What This Means for Residents

For anyone living in Portugal, the migrant contribution data clarifies several realities. First, the Social Security system is increasingly reliant on foreign workers, particularly in sectors like construction, hospitality, and agriculture that struggle to attract Portuguese-born labor. Second, the fiscal surplus generated today offers no guarantee of future solvency; as contributors age and begin drawing pensions, the balance will shift unless replacement migration or productivity gains compensate.

The fraud crackdown signals tighter scrutiny ahead. Expect longer processing times and heightened documentation requirements for residency applications. The Agency for Integration, Migration and Asylum (AIMA) already experienced technical failures this week: on March 8, passport-reading systems at Portugal airports went offline due to data center issues, causing significant delays at border control for both arrivals and departures, according to ANA Aeroportos and RTP reporting.
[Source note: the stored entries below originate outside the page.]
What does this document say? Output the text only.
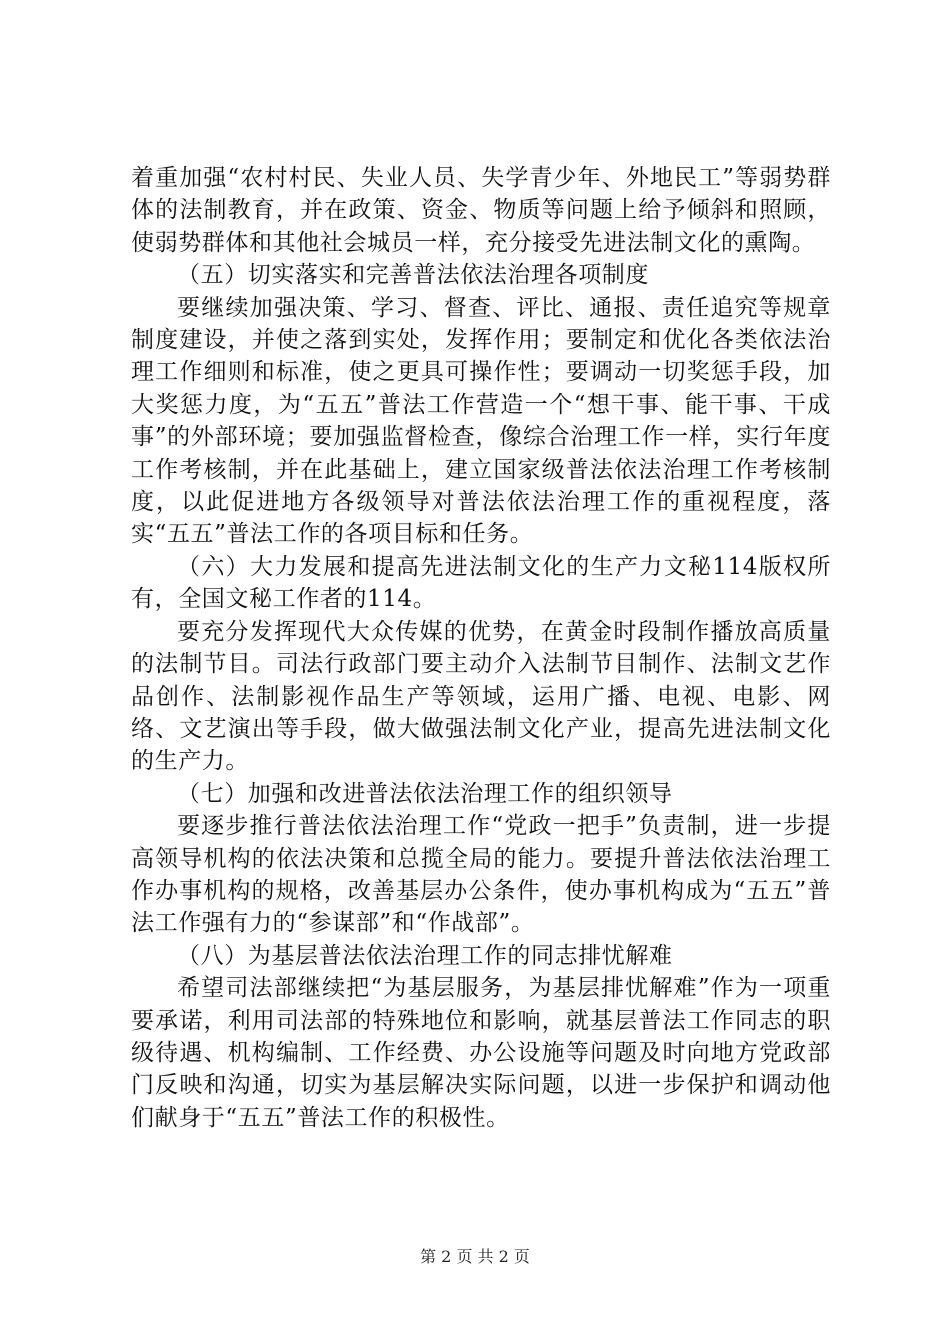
着重加强“农村村民、失业人员、失学青少年、外地民工”等弱势群体的法制教育，并在政策、资金、物质等问题上给予倾斜和照顾，使弱势群体和其他社会城员一样，充分接受先进法制文化的熏陶。

（五）切实落实和完善普法依法治理各项制度

要继续加强决策、学习、督查、评比、通报、责任追究等规章制度建设，并使之落到实处，发挥作用；要制定和优化各类依法治理工作细则和标准，使之更具可操作性；要调动一切奖惩手段，加大奖惩力度，为“五五”普法工作营造一个“想干事、能干事、干成事”的外部环境；要加强监督检查，像综合治理工作一样，实行年度工作考核制，并在此基础上，建立国家级普法依法治理工作考核制度，以此促进地方各级领导对普法依法治理工作的重视程度，落实“五五”普法工作的各项目标和任务。

（六）大力发展和提高先进法制文化的生产力文秘114版权所有，全国文秘工作者的114。

要充分发挥现代大众传媒的优势，在黄金时段制作播放高质量的法制节目。司法行政部门要主动介入法制节目制作、法制文艺作品创作、法制影视作品生产等领域，运用广播、电视、电影、网络、文艺演出等手段，做大做强法制文化产业，提高先进法制文化的生产力。

（七）加强和改进普法依法治理工作的组织领导

要逐步推行普法依法治理工作“党政一把手”负责制，进一步提高领导机构的依法决策和总揽全局的能力。要提升普法依法治理工作办事机构的规格，改善基层办公条件，使办事机构成为“五五”普法工作强有力的“参谋部”和“作战部”。

（八）为基层普法依法治理工作的同志排忧解难

希望司法部继续把“为基层服务，为基层排忧解难”作为一项重要承诺，利用司法部的特殊地位和影响，就基层普法工作同志的职级待遇、机构编制、工作经费、办公设施等问题及时向地方党政部门反映和沟通，切实为基层解决实际问题，以进一步保护和调动他们献身于“五五”普法工作的积极性。

第 2 页 共 2 页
Health authorities are also adjusting. Minister of Health Ana Paula Martins this week urged foreign mothers—identified as among the most vulnerable groups—to seek prenatal and maternal care following a Directorate-General of Health (DGS) report showing increased infant and fetal mortality in 2024. Fetal mortality rose to 4.1 deaths per 1,000 births from 3.9 in prior years. Martins attributed part of the increase to sociodemographic factors including poverty, emphasizing that migrant women often face language barriers and lack access to consistent prenatal monitoring.

Meanwhile, the Portugal Cabinet extended the temporary protection regime for Ukrainian refugees through March 4, 2027, covering approximately 60,000 individuals who arrived since Russia's 2022 invasion. Minister of the Presidency António Leitão Amaro cited "very positive integration levels" among the Ukrainian community. The government also ratified an agreement with Brazil recognizing academic qualifications, streamlining labor market access for both Portuguese in Brazil and Brazilians in Portugal.

Europe-Wide Tensions

Portugal's migration debate mirrors broader European anxieties. A proposed EU reform on migrant returns has drawn comparisons to enforcement tactics used by the U.S. Immigration and Customs Enforcement (ICE), raising concerns about rights protections and detention protocols. While details remain under negotiation, advocacy groups warn the measure could normalize aggressive deportation practices across member states.

For now, Portugal walks a tightrope: integrating a migrant workforce essential to economic vitality while rooting out exploitation networks and addressing public concern over service strain. The OM data offers one unambiguous conclusion—foreign workers are paying in far more than they take out. Whether that political reality can override populist rhetoric remains the open question as legislative battles intensify and fraud prosecutions move through the courts.